When the brutal afternoon heat from the summer sun beats down on Kansas City, there is a cool, dark respite with a quiet corner table for two waiting at Chaz on the Plaza. Here live music plays with no crowds, and a bartender beckons you to have a seat while they mix a refreshing cocktail to help you wash the day away or gear up for what the rest of your night will bring.
For over 13 years, Chaz on the Plaza, located inside The Raphael Hotel, has been the secret spot to listen to live music five nights a week. The audience is usually a mix of locals and tourists who come to listen and drink as a variety of talented local performers play. Early week, you’ll find local barman Kenny Cohrs behind the stick at Chaz shaking up some good trouble.

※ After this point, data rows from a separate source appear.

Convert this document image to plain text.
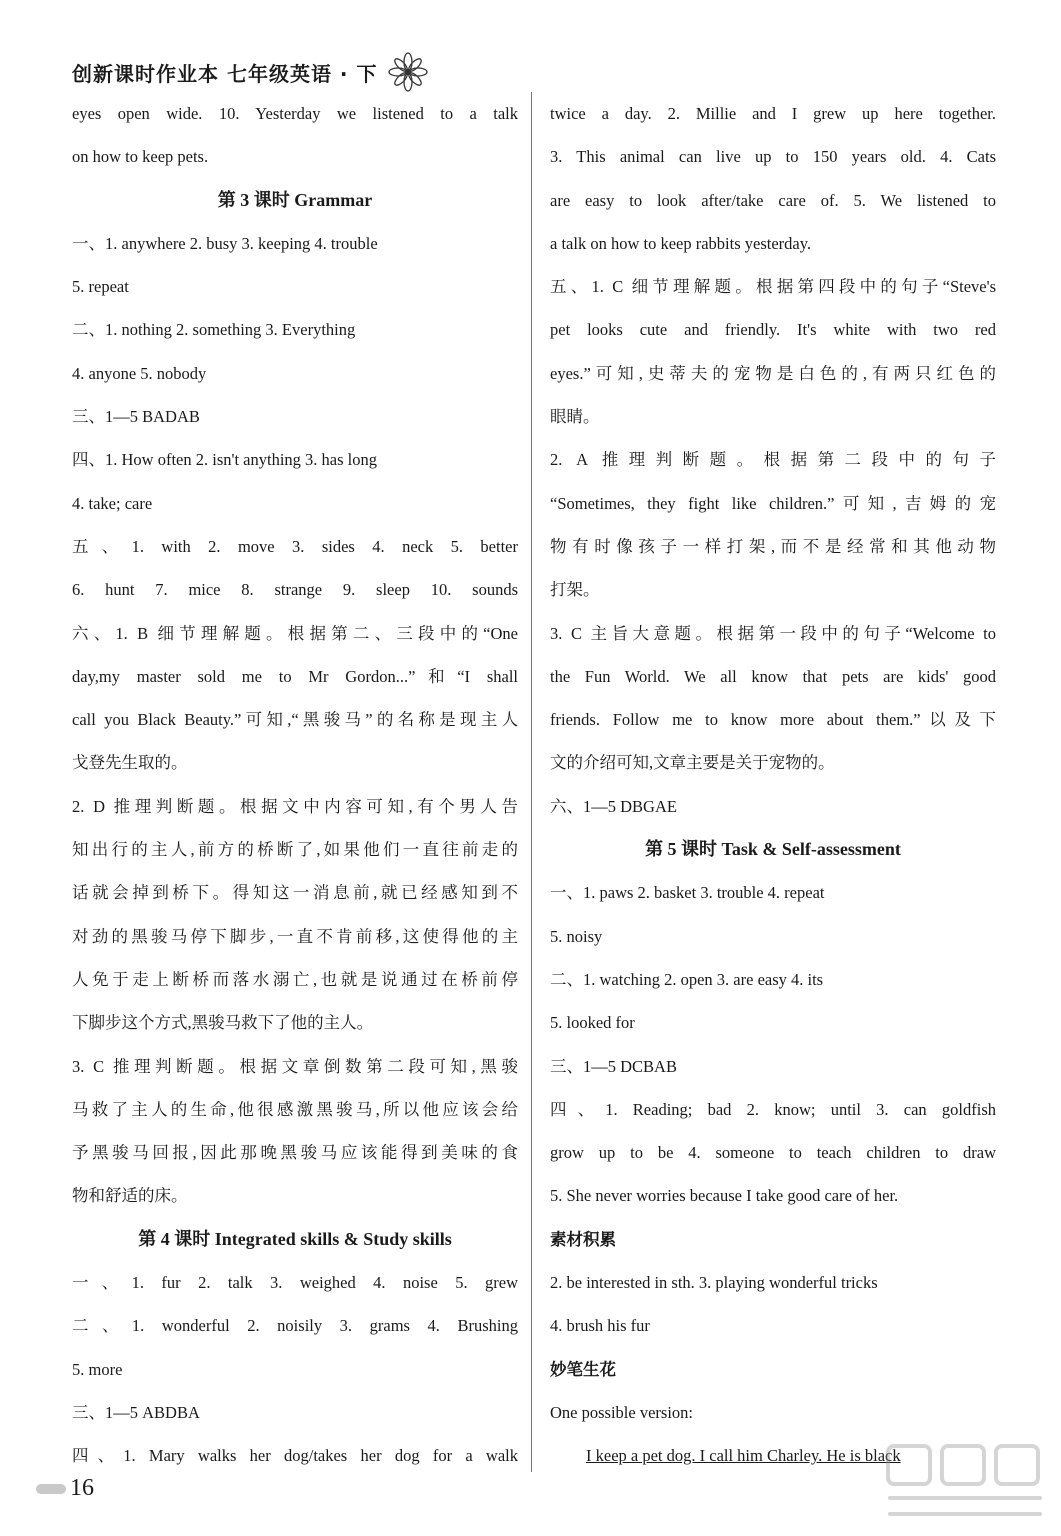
创新课时作业本 七年级英语 · 下
eyes open wide. 10. Yesterday we listened to a talk
on how to keep pets.
第 3 课时 Grammar
一、1. anywhere 2. busy 3. keeping 4. trouble
5. repeat
二、1. nothing 2. something 3. Everything
4. anyone 5. nobody
三、1—5 BADAB
四、1. How often 2. isn't anything 3. has long
4. take; care
五、1. with 2. move 3. sides 4. neck 5. better
6. hunt 7. mice 8. strange 9. sleep 10. sounds
六、1. B 细节理解题。根据第二、三段中的“One
day,my master sold me to Mr Gordon...”和“I shall
call you Black Beauty.”可知,“黑骏马”的名称是现主人
戈登先生取的。
2. D 推理判断题。根据文中内容可知,有个男人告
知出行的主人,前方的桥断了,如果他们一直往前走的
话就会掉到桥下。得知这一消息前,就已经感知到不
对劲的黑骏马停下脚步,一直不肯前移,这使得他的主
人免于走上断桥而落水溺亡,也就是说通过在桥前停
下脚步这个方式,黑骏马救下了他的主人。
3. C 推理判断题。根据文章倒数第二段可知,黑骏
马救了主人的生命,他很感激黑骏马,所以他应该会给
予黑骏马回报,因此那晚黑骏马应该能得到美味的食
物和舒适的床。
第 4 课时 Integrated skills & Study skills
一、1. fur 2. talk 3. weighed 4. noise 5. grew
二、1. wonderful 2. noisily 3. grams 4. Brushing
5. more
三、1—5 ABDBA
四、1. Mary walks her dog/takes her dog for a walk
twice a day. 2. Millie and I grew up here together.
3. This animal can live up to 150 years old. 4. Cats
are easy to look after/take care of. 5. We listened to
a talk on how to keep rabbits yesterday.
五、1. C 细节理解题。根据第四段中的句子“Steve's
pet looks cute and friendly. It's white with two red
eyes.”可知,史蒂夫的宠物是白色的,有两只红色的
眼睛。
2. A 推理判断题。根据第二段中的句子
“Sometimes, they fight like children.”可知,吉姆的宠
物有时像孩子一样打架,而不是经常和其他动物
打架。
3. C 主旨大意题。根据第一段中的句子“Welcome to
the Fun World. We all know that pets are kids' good
friends. Follow me to know more about them.”以及下
文的介绍可知,文章主要是关于宠物的。
六、1—5 DBGAE
第 5 课时 Task & Self-assessment
一、1. paws 2. basket 3. trouble 4. repeat
5. noisy
二、1. watching 2. open 3. are easy 4. its
5. looked for
三、1—5 DCBAB
四、1. Reading; bad 2. know; until 3. can goldfish
grow up to be 4. someone to teach children to draw
5. She never worries because I take good care of her.
素材积累
2. be interested in sth. 3. playing wonderful tricks
4. brush his fur
妙笔生花
One possible version:
I keep a pet dog. I call him Charley. He is black
16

“Monday and Tuesday evenings the vibe at Chaz is intimate and we’ve paired it down to just cocktails and live music on those nights. We have plenty of regulars who come in then to relax and reconnect with a drink and enjoy what feels almost like a private performance,” Cohrs explains.
Starting Wednesdays, Jordan Carver, the food and beverage director for Chaz, along with Shawn Hartwig, the executive chef, open the kitchen evenings for happy hour from 4 to 6 p.m. with appetizers, such as bacon-wrapped dates, duck-fat fries, and mimosa deviled eggs available to curb your cravings before dinner, served Wednesday through Saturday until 10 p.m.
Cohrs enjoys tending bar at Chaz because it allows him the opportunity to be an ambassador of sorts for the city, introducing people from out-of-town to a wide variety of quality local spirits made right here in Kansas City.
“I have regular business travelers who come to Kansas City for work every other week, stay at The Raphael, and then come see me for a drink at Chaz on the Plaza,” says Cohrs. “They come and sit at my bar and trust me to introduce to them new cocktails I’ve made using local spirits, like the Float Trip, a drink that uses Ben Holladay, bottled-in-bond, 100-proof whiskey from Weston.”
After six years of barrel aging in open-air ironclad buildings, Missouri’s oldest distillery, Holladay Distillery, finally released their first small batch of Ben Holladay Missouri Straight Bourbon Whiskey after a 30-year hiatus.
Named after the original owner of the distillery, Ben Holladay, who purchased the land in Weston to make whiskey after seeing the active limestone springs on the property, a water source that served as nature’s own filtering system for impurities in the liquor. A transportation tycoon in the 1800s with interests in everything from stagecoaches to silver mines to saloons, Holladay kept detailed records of what he used to make his bourbon back then, and that same mash bill, or blend of grains, was used create this first batch that now bears his name.
Kyle Merklein, Holladay’s master distiller, has overseen the distillery’s bourbon operation since 2016 and has spent countless hours comparing the lab work on what is in the current barrels to the data found in the company’s old handwritten ledgers. After years spent aging, tasting, and blending different barrels with help from others, including Doug Frost, who holds the titles of master of wine and master sommelier, they believe they have matched Holladay’s original flavor profile.
Pick up a local bottle of Ben Holladay bourbon at your local liquor store, sip it straight to enjoy the natural flavor profile of this local spirit, and then use it to make this cool and refreshing take on watermelon bourbon smash perfect to enjoy anywhere you find a bit of shade and a body of water this summer.
- 1.5 ounces Ben Holladay Bottled-in-Bond Bourbon Whiskey
- 1 ounce watermelon juice cordial*
- .5 ounce lime juice
Combine all ingredients in a cocktail shaker with ice and shake vigorously. Strain over fresh ice in a rocks glass and garnish with a watermelon slice and a dash of salt.
*Recipe for watermelon juice cordial:
Cut fresh watermelon into chunks and place in blender, and blend until completely smooth. Strain juice through a wire mesh strainer. For each quart of juice add a teaspoon of sugar and a quarter teaspoon of salt, then stir.